Knowledge Management – Not a Junk Drawer of Information

Imagine that you are at home and you receive an error message on your computer, laptop, tablet or whatever. You have never seen this error before, but like many people you ‘Google’ what the error means to point you in a particular direction to either resolve or ignore the message. Now move forward to Monday morning at work. If you were to receive this same message would you be in a position to leverage some form of knowledge base.


Why should there be any difference?


Provided your organization collects knowledge the main challenge that they may face is how to manage the data. Teams are capturing information and storing it somewhere, either in a portal, a group share, a wiki, or something completely different.


While we don’t want to discourage the gathering of knowledge we need to ensure that this is done in a way which will provide value to operations teams and that it can remain relevant to continue to provide value over the long term. In other words, just because you say you have data doesn’t mean that you are managing it effectively.

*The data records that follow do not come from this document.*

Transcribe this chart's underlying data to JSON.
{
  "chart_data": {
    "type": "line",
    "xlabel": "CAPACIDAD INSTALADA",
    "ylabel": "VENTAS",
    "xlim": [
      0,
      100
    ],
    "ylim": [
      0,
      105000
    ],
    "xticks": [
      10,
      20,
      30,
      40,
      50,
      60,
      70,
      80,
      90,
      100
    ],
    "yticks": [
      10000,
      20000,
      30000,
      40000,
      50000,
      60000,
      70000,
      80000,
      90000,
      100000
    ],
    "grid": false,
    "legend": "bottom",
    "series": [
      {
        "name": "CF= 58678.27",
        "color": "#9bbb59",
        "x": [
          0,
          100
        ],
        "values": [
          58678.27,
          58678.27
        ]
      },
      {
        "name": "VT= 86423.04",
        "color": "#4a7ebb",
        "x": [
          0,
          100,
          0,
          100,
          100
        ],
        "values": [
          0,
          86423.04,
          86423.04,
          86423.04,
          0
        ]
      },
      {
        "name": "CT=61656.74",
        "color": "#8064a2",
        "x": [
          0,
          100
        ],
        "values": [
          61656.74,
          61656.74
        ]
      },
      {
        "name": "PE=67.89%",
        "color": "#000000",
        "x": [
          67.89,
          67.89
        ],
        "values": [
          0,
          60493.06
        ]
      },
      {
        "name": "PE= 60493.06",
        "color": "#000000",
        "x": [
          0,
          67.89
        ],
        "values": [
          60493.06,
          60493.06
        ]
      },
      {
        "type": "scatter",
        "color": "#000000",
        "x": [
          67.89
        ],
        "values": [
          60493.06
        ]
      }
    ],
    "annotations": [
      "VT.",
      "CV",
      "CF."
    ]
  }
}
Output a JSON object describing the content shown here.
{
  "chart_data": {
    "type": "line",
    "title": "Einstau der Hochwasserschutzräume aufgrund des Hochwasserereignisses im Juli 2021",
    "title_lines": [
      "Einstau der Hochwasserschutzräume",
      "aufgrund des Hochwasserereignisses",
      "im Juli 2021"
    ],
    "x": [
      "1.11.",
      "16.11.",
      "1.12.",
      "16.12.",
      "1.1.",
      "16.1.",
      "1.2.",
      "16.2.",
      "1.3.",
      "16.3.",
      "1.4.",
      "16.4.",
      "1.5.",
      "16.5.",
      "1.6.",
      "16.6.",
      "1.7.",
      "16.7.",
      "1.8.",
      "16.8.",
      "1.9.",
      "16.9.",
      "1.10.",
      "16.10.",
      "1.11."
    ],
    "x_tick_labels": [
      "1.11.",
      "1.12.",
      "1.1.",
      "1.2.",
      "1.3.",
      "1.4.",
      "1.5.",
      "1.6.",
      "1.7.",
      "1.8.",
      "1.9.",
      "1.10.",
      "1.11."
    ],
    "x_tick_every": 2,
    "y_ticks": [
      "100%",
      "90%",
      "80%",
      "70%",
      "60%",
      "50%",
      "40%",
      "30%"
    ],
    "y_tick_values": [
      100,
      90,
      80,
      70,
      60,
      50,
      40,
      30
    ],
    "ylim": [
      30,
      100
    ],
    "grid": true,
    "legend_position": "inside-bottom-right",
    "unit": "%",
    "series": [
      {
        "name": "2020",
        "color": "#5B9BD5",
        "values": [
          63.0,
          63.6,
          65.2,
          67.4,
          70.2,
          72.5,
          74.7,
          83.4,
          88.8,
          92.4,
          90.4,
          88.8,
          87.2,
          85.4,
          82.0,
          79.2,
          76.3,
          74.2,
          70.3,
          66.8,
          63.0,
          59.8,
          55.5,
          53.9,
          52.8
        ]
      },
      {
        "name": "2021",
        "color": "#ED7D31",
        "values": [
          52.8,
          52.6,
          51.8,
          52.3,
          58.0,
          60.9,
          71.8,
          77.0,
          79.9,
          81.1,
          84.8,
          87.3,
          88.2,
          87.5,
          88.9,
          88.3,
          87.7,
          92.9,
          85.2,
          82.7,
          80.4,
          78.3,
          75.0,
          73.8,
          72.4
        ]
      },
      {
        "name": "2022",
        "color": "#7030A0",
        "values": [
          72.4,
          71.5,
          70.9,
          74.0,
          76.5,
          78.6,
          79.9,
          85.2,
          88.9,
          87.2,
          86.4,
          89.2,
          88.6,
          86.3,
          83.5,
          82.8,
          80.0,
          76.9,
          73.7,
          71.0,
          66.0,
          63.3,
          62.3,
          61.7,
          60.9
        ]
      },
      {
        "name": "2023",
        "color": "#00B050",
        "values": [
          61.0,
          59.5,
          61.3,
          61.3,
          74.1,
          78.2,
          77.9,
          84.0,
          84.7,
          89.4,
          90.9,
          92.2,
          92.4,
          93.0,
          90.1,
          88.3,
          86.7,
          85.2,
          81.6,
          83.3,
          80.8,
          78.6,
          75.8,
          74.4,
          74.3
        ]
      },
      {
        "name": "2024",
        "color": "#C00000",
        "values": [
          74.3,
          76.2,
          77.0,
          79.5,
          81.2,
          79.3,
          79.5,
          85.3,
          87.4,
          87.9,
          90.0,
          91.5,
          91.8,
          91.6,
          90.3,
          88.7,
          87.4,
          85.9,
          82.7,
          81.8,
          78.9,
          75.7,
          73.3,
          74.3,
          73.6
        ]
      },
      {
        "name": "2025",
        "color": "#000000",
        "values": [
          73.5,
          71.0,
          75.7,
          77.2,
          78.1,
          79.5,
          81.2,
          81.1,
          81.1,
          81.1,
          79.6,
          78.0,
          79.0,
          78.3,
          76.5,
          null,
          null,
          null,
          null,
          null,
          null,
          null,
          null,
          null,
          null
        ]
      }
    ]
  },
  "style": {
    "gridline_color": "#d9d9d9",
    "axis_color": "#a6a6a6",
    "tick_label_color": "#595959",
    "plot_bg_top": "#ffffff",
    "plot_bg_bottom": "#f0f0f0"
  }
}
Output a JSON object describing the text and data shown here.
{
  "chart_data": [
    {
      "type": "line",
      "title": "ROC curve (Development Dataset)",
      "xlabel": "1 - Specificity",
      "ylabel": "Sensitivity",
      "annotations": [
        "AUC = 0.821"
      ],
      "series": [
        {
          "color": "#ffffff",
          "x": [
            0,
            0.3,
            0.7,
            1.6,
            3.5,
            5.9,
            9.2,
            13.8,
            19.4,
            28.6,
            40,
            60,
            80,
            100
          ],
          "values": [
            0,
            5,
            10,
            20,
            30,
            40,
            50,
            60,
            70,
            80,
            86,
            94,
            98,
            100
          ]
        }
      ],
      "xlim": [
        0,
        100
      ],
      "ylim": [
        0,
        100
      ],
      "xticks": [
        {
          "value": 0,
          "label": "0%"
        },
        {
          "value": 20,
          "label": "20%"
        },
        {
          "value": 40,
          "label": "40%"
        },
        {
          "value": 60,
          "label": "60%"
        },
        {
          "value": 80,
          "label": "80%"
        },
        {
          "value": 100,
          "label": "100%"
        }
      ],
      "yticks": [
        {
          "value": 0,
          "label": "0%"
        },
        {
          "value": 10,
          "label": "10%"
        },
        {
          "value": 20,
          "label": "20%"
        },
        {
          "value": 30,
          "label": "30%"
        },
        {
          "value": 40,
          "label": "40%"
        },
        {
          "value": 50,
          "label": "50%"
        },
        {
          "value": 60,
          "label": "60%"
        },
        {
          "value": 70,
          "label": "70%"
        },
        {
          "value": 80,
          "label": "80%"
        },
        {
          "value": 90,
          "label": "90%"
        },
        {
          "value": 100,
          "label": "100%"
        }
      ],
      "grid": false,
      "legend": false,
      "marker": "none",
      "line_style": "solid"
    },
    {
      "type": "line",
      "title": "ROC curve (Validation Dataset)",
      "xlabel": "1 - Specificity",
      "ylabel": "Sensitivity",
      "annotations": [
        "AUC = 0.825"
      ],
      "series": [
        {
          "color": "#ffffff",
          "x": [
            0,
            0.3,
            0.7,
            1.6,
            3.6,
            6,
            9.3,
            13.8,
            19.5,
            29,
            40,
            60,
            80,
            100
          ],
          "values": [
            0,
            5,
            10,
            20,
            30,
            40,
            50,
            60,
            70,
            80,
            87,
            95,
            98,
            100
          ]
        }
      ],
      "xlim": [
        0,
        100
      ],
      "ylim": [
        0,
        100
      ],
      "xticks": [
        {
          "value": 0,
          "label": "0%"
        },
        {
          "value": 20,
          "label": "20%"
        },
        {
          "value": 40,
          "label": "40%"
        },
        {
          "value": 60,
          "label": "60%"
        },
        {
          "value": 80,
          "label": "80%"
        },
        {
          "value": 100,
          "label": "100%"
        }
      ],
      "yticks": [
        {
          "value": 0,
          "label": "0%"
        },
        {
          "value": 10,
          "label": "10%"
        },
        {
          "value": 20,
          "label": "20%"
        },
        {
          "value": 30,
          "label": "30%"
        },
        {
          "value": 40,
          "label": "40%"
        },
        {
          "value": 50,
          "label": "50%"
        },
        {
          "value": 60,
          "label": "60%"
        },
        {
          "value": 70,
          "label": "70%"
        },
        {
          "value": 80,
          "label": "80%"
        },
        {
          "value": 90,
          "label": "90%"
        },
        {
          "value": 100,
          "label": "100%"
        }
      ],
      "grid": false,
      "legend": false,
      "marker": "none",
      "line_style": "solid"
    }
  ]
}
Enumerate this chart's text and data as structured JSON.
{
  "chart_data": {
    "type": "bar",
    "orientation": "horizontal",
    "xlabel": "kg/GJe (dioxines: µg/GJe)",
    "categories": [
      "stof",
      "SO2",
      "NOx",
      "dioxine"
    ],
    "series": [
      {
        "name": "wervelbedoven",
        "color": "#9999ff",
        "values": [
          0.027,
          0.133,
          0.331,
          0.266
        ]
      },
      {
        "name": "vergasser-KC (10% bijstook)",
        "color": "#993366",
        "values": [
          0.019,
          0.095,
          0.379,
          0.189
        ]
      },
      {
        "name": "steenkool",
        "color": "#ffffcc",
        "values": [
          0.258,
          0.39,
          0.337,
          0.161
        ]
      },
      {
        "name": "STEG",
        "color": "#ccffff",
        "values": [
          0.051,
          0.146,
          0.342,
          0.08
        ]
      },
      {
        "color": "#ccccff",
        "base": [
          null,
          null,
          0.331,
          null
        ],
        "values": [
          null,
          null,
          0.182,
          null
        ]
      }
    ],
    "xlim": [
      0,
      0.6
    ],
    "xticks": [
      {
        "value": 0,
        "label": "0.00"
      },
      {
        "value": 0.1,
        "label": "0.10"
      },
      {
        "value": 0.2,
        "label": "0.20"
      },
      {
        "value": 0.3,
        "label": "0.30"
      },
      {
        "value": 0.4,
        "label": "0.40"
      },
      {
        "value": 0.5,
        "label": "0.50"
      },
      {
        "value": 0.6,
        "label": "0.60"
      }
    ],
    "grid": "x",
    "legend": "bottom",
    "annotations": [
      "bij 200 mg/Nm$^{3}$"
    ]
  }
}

This is why a knowledge management strategy needs to be outlined to determine what information is captured, how it will be used and who will ensure that it remains current. What we don’t want to happen is that the information is not utilized in a way which can improve the customer experience.


Once we have mastered how IT manages its knowledge we can apply this to our business counterparts. After all they are also capturing information in the same way IT does. The only difference is that IT enables these types of e-hoarders by continually adding space.


The overall goal is to use information collected either through tribal knowledge, data collection from incidents or input from our customer base to improve the overall delivery of service.